Download or read book Clinical Documentation Improvement CDI Made Easy 2nd Edition written by Anthony Nkwuaku and published by Createspace Independent Publishing Platform. This book was released on 2018-02-24 with total page 264 pages. Available in PDF, EPUB and Kindle. Book excerpt: The book provides clear guides on how to perform the vital duties required in obtaining accurate, quality, complete, and specific documentation from the providers so as to reflect the quality of care, severity of illness and risk of mortality of admitted patients during their encounter to the hospital or inpatient rehab. The book is a "must have" for every CDIS or anyone involved in clinical documentation. The book has current ICD-10-CM/PCS update with pertinent information on the 2018 Official Coding Guidelines for Coding and Reporting, Coding Clinic advice, Pay for Performance, sample queries, various disease processes by MDCs, CDI strategy for success in inpatient rehab, rehab impairment group codes and categories, list of all the surgical and MS-DRGs, and much more. Remember, if it was not documented and documented accurately, it never happened.

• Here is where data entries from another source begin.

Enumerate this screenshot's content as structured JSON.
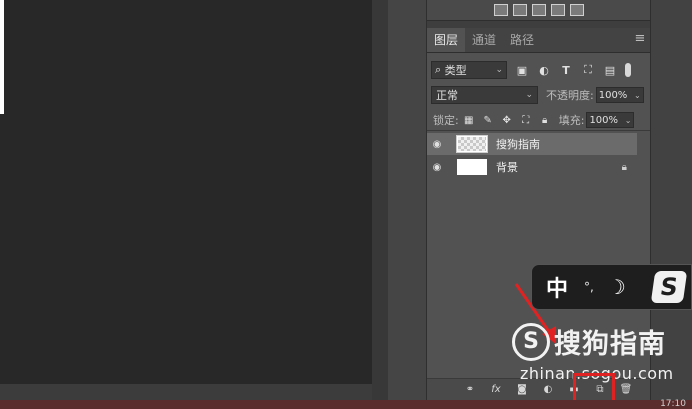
{
  "tabs": [
    {
      "label": "图层"
    },
    {
      "label": "通道"
    },
    {
      "label": "路径"
    }
  ],
  "panel_menu": "≡",
  "filter": {
    "kind_label": "类型",
    "icons": [
      "image-filter-icon",
      "adjustment-filter-icon",
      "type-filter-icon",
      "shape-filter-icon",
      "smart-object-filter-icon",
      "filter-toggle"
    ]
  },
  "blend": {
    "mode": "正常",
    "opacity_label": "不透明度:",
    "opacity_value": "100%"
  },
  "lock": {
    "label": "锁定:",
    "fill_label": "填充:",
    "fill_value": "100%"
  },
  "layers": [
    {
      "name": "搜狗指南",
      "selected": true,
      "visible": true,
      "thumbnail": "transparent"
    },
    {
      "name": "背景",
      "selected": false,
      "visible": true,
      "thumbnail": "white",
      "locked": true
    }
  ],
  "ime": {
    "mode": "中",
    "punct": "°,",
    "logo": "S"
  },
  "watermark": {
    "title": "搜狗指南",
    "url": "zhinan.sogou.com",
    "logo": "S"
  },
  "status": {
    "text": "17:10"
  },
  "colors": {
    "highlight": "#e02222",
    "arrow": "#e02222"
  }
}
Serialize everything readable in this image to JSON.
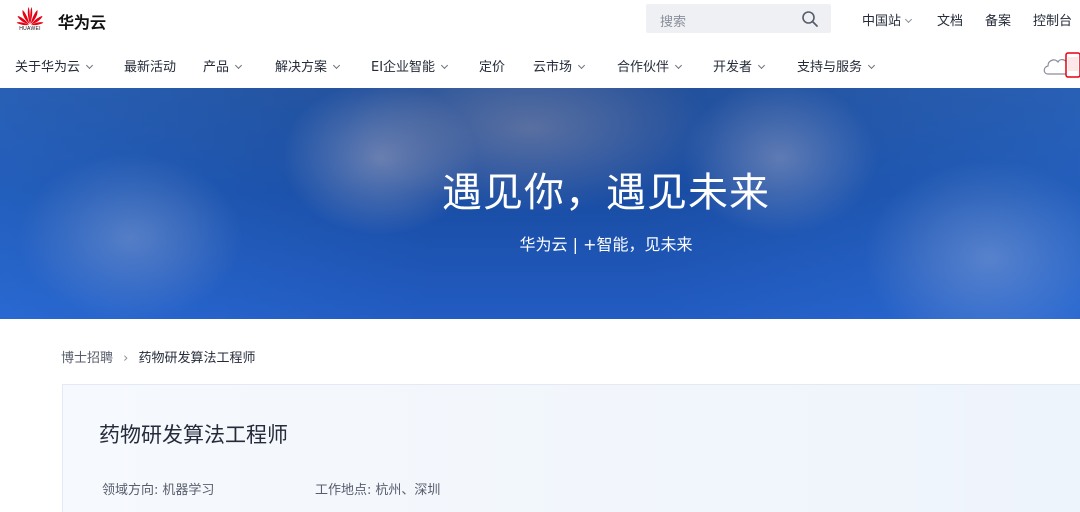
{
  "topbar": {
    "logo_text": "HUAWEI",
    "brand": "华为云",
    "search_placeholder": "搜索",
    "links": [
      "中国站",
      "文档",
      "备案",
      "控制台"
    ]
  },
  "nav": {
    "items": [
      "关于华为云",
      "最新活动",
      "产品",
      "解决方案",
      "EI企业智能",
      "定价",
      "云市场",
      "合作伙伴",
      "开发者",
      "支持与服务"
    ]
  },
  "banner": {
    "title": "遇见你，遇见未来",
    "subtitle": "华为云 | +智能，见未来"
  },
  "breadcrumb": {
    "parent": "博士招聘",
    "separator": "›",
    "current": "药物研发算法工程师"
  },
  "job": {
    "title": "药物研发算法工程师",
    "field_label": "领域方向:",
    "field_value": "机器学习",
    "location_label": "工作地点:",
    "location_value": "杭州、深圳"
  },
  "colors": {
    "brand_red": "#e60012",
    "banner_blue": "#1c4b95",
    "card_bg": "#eef4fc"
  }
}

Book The Physician Advisor s Guide to Clinical Documentation Improvement

Download or read book The Physician Advisor s Guide to Clinical Documentation Improvement written by Trey La Charité and published by . This book was released on 2014-04-30 with total page 0 pages. Available in PDF, EPUB and Kindle. Book excerpt: The Physician Advisor's Guide to Clinical Documentation Improvement Physician advisors are not just needed for case management anymore. ICD-10-CM/PCS and the changing landscape of healthcare reimbursement make their input invaluable in the realm of CDI and coding, too. This book will help your physician advisors quickly understand the vital role they play and how they can not only help improve healthcare reimbursement, but also reduce claims denials and improve the quality of care overall. This book will: * Provide job descriptions and sample roles and responsibilities for CDI physician advisors * Outline the importance of CDI efforts in specific relation to the needs and expectations of physicians * Highlight documentation improvement focus areas by Major Diagnostic Category * Review government initiatives and claims denial patterns, providing physician advisors concrete tools to sway physician documentation

Book Clinical Documentation Improvement

Download or read book Clinical Documentation Improvement written by Pamela Carroll Hess and published by . This book was released on 2015 with total page pages. Available in PDF, EPUB and Kindle. Book excerpt:

Book The Physician Advisor s Guide to Clinical Documentation Integrity  Second Edition

Download or read book The Physician Advisor s Guide to Clinical Documentation Integrity Second Edition written by Trey La Charité and published by . This book was released on 2020-08 with total page 212 pages. Available in PDF, EPUB and Kindle. Book excerpt: Physician advisors are not just needed for case management anymore. ICD-10-CM/PCS and the changing landscape of healthcare reimbursement make their input invaluable in the realm of CDI and coding, too. This book will help your physician advisors quickly understand the vital role they play and how they can not only help improve healthcare reimbursement but also reduce claims denials and improve the quality of care overall.